As described above, according to the fluid coupling engagement force control device of the present invention, it is possible to achieve both an increase in the engagement force of the lock-up clutch in the deceleration slip control and a reduction in the deceleration shock. It is possible to provide an apparatus for controlling a fastening force of a fluid coupling.

[Brief description of the drawings]

FIG. 1 is a configuration diagram schematically showing an entire embodiment of a fastening force control device for a fluid coupling according to the present invention.

FIG. 2 is a schematic diagram showing a torque converter and a hydraulic circuit thereof.

FIG. 3 is a characteristic diagram showing a shift characteristic and a lock-up characteristic.

FIG. 4 is an enlarged view of a part of FIG. 3;

FIG. 5 is an example of a flowchart of a fastening force control device for a fluid coupling according to the present invention.

FIG. 6 is a diagram showing a relationship between a lock-up fastening force and a duty ratio.

──────────────────────────────────────────────────続 き Continued on front page (58) Field surveyed (Int.Cl. ⁷ , DB name) F16H 61/14

Claims (1)

(57) [Claims] A first valve having a throttle opening smaller than a predetermined value;
Slip control for variably controlling the lock-up clutch engagement force is performed in the region, and the torque converter is set to the converter state in a region below the no-load line where a load is applied from the wheels to the engine, and the deceleration slip in which the throttle opening is minute is small.

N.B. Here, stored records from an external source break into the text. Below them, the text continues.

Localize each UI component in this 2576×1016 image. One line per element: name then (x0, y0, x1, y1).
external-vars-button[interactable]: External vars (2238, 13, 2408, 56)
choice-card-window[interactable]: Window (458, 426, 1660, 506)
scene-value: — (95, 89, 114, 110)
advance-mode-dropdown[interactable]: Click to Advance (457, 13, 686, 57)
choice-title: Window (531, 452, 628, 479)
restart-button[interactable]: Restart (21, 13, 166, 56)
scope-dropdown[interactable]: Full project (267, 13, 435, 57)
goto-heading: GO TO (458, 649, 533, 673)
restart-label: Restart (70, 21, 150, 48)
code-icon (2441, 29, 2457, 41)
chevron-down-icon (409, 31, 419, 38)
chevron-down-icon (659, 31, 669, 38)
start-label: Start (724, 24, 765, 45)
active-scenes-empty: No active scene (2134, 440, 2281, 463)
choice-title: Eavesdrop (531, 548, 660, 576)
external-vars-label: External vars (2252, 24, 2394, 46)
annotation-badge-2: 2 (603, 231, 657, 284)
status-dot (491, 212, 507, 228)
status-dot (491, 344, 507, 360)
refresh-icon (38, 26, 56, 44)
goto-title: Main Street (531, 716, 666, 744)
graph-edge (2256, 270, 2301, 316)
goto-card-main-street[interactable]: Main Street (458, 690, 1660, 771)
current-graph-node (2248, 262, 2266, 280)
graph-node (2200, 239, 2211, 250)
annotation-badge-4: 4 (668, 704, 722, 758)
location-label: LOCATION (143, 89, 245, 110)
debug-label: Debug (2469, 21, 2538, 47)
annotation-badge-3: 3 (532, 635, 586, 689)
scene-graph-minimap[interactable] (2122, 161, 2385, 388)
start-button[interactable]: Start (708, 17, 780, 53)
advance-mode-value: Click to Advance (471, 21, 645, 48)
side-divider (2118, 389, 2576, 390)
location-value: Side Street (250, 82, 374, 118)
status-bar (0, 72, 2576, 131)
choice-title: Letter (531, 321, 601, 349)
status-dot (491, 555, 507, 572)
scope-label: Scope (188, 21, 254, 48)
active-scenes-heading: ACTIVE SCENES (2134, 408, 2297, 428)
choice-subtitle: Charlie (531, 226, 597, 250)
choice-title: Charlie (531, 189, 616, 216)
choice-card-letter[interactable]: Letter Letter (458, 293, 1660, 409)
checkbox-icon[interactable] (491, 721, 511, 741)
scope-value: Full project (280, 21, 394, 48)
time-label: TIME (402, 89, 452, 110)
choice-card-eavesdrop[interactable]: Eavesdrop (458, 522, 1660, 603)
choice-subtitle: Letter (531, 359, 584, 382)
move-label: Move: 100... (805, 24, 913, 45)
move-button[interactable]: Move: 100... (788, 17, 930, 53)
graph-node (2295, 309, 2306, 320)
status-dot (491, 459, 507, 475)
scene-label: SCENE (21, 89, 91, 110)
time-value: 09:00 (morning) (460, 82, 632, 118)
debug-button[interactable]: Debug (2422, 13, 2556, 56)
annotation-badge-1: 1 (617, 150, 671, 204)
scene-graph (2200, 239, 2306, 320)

In a region, the lock-up clutch engagement force variably controls the fluid coupling engagement force control device, wherein the lock when the throttle opening is reduced from a portion of the first region where the throttle opening is larger than the no-load line. A fluid characterized in that an initial value of the up-clutch engagement force is set to be larger than an initial value of the lock-up clutch engagement force when the throttle opening is reduced from a throttle opening larger than the predetermined value on a high vehicle speed side. Joint fastening force control device.